Christmas time is so much about the atmosphere and you can do an awful lot by lighting candles and playing music. Resist the temptation to go overboard on the aesthetics. You'll be delighted when it's time to take it all down.

Trish Murphy 

Psychotherapist and Columnist

It's one thing to set a budget for Christmas but somehow the pressures of Christmas can permeate through carefully curated lists. How do we overcome the pressures and costs that come with Christmas? The hardest thing is to be honest about it and that's difficult. You worry that people may perceive you differently, yet the minute you're honest everyone sees the truth of it and there's no problem.

Just say: “We don’t have extra cash so we’re giving low-budget presents.” It’s hard to take that step and we might feel a bit exposed but the minute we do, everything is sorted.

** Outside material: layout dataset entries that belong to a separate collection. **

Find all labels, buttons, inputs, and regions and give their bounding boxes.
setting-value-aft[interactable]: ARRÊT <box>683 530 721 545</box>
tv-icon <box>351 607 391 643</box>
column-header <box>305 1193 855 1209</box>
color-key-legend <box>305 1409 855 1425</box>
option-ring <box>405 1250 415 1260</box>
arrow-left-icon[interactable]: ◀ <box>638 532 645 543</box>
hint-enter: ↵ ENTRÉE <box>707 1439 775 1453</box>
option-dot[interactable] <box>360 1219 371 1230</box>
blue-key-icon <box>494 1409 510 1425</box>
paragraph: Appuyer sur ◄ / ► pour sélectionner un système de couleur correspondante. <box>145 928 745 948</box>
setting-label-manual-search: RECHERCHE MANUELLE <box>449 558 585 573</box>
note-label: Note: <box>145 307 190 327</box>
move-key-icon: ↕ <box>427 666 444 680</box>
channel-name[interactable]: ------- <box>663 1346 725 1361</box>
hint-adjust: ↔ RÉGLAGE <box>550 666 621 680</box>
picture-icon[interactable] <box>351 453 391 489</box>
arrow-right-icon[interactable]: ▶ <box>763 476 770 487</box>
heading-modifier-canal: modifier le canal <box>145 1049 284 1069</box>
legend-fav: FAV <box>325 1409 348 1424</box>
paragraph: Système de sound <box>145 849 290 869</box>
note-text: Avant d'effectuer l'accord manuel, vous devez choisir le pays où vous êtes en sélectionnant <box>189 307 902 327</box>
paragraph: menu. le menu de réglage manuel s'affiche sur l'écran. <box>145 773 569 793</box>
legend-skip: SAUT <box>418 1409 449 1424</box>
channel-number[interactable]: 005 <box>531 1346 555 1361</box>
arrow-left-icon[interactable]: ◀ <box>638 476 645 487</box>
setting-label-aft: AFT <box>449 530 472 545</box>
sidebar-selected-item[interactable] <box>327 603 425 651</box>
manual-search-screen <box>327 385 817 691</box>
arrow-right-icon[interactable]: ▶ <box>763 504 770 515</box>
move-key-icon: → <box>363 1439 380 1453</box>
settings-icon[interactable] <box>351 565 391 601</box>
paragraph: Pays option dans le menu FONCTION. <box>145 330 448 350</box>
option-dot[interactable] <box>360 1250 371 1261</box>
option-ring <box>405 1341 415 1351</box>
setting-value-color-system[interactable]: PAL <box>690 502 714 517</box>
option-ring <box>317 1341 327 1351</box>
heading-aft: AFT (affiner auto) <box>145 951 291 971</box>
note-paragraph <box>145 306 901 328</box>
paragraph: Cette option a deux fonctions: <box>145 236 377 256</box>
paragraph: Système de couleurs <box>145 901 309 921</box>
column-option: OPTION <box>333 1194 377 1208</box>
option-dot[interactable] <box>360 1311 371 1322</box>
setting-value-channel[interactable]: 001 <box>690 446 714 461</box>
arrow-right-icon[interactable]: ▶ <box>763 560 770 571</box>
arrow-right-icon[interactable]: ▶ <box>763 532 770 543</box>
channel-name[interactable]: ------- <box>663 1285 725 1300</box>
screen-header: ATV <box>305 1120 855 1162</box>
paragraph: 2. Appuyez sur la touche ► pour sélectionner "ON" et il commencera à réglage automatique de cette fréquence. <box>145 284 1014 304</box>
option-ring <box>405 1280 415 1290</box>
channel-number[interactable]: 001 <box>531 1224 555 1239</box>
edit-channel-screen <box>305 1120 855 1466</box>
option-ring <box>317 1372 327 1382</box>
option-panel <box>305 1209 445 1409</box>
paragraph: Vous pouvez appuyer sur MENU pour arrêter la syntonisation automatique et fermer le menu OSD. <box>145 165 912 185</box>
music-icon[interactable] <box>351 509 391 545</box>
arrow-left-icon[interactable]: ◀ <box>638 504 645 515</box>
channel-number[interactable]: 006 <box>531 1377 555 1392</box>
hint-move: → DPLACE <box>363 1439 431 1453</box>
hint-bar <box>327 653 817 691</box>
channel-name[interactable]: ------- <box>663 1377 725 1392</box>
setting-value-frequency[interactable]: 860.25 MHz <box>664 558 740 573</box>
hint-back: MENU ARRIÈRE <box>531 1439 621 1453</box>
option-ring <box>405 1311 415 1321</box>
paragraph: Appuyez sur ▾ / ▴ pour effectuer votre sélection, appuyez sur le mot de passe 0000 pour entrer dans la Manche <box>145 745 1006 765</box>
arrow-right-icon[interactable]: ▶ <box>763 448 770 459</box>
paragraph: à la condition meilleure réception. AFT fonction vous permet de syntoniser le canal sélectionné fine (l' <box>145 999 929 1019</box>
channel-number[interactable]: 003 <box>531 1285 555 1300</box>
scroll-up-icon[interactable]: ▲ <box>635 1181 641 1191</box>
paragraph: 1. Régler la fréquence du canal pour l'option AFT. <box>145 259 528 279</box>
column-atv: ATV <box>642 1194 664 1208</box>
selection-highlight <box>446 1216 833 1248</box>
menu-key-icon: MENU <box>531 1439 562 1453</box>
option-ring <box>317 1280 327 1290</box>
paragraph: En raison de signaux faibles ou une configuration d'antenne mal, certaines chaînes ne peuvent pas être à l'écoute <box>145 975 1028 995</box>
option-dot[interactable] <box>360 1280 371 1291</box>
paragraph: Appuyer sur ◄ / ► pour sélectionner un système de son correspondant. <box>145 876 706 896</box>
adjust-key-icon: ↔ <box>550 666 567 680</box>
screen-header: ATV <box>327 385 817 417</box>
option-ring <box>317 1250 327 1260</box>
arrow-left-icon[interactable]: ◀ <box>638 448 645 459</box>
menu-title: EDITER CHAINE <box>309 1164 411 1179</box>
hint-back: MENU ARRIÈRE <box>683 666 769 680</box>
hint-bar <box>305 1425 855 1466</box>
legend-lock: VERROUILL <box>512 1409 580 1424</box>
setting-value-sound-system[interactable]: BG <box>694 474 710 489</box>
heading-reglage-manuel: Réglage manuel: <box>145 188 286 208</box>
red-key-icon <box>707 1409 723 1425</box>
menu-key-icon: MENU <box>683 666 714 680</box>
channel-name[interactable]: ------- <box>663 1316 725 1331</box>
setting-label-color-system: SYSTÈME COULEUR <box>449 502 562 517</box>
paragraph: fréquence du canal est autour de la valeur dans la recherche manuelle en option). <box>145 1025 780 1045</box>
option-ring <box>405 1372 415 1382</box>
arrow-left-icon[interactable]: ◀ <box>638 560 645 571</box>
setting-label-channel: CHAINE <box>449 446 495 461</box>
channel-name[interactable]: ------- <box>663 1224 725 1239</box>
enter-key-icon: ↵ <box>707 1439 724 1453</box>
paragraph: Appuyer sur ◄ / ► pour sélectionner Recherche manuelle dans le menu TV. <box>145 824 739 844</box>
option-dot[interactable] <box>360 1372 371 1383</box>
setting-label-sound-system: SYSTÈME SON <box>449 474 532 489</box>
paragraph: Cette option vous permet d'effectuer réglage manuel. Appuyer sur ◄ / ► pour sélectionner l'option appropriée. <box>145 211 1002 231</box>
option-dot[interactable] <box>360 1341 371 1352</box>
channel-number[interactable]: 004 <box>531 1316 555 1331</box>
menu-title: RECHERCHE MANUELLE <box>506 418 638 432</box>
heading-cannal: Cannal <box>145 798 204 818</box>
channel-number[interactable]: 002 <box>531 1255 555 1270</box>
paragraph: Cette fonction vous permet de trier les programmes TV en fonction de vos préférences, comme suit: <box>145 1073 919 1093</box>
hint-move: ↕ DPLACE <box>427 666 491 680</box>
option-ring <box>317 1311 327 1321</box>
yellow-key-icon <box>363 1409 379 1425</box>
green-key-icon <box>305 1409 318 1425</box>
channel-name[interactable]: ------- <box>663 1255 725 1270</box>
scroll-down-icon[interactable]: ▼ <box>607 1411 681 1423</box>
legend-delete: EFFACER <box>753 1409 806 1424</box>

We love giving and get so much out of giving. However, we shouldn't try to match how much we value someone to a gift. The intention behind it is to be generous. However, if the cost is harming you, that's really not good. We have to trust that the gift is not the thing. It's not the value that you have in a person.

Clodagh McKenna

Chef, TV presenter and author

Food can be a really expensive aspect of Christmas for everyone as we do our best to have a magical Christmas dinner, filled with new recipes and all our favourite bits. However, sometimes we overdo it with all the different sides and vegetables. We tend to cook six different sides and have different platter foods that we can't reuse the next day. Try and limit your sides to how many people are on the table and carefully consider portion sizes. Have foods that people actually enjoy as opposed to traditional Christmas staples that people might not fancy.

Another way to reduce costs in regards is to use up all of your food. If you have loads of turkey leftover, consider making it into a turkey curry or stew. Or leftover vegetables into a nice vegetable soup.

Try alternatives too, instead of getting a whole turkey perhaps try and get a turkey crown or turkey breast. An alternative to a Christmas turkey is this bacon wrapped turkey filled with potato and herb stuffing recipe which totals up to about €9.

BACON WRAPPED TURKEY FILLED WITH POTATO AND HERB STUFFING

Serves 4

Ingredients:
650g turkey breast, butterflied (ask your butcher to do this)
butter, for greasing
7 smoked streaky bacon rashers pancetta (2x70g packs) or thinly sliced streaky bacon

For the potato and herb stuffing
50g butter
1 onion, finely diced
1 clove of garlic, crushed
400g potatoes, peeled and diced
150g fresh breadcrumbs
1 tablespoon fresh thyme and sage, finely chopped

Method:

1 Make the potato stuffing by melting the butter in a saucepan over a medium heat, once melted stir in the onion, and garlic, cover and sweat for 2 minutes. Then remove the lid and stir in the potato, thyme, sage, and breadcrumbs. Season with sea salt and freshly ground black pepper and cook for 5 minutes, stirring often so that it doesn't burn. Remove from the heat stirring often so that it doesn't burn. Remove from the heat and allow to cool before stuffing the Turkey.

2 Butter and season a sheet of tin foil (large enough to cover the turkey breast. Lay five long pieces of string over the foil, ready to tie the breast together. Arrange the streaky bacon down the middle of the foil, on top of the string.

3 Lay the butterflied turkey breasts between layers of cling film and, using a rolling pin, bash out a little to flatten evenly until about 5cm thick. Spoon the stuffing on top, down the centre of the meat, and press the stuffing using the back of a spoon.

4 Lift the turkey onto the prepared tin foil (with the bacon), pull up the sides at one end, tucking in the short end, then tie the string tightly so that the stuffing is encased. Repeat with all the strings. Wrap up tightly in the foil, then turn the roll over so that the streaky bacon is on the top.

5 Preheat the oven to 190C/fan 170C/ gas 5.

6 Transfer to a rack in a roasting tin and season. Roast for 1¼ hours. Insert a skewer into the middle - if the juices run clear, it's cooked.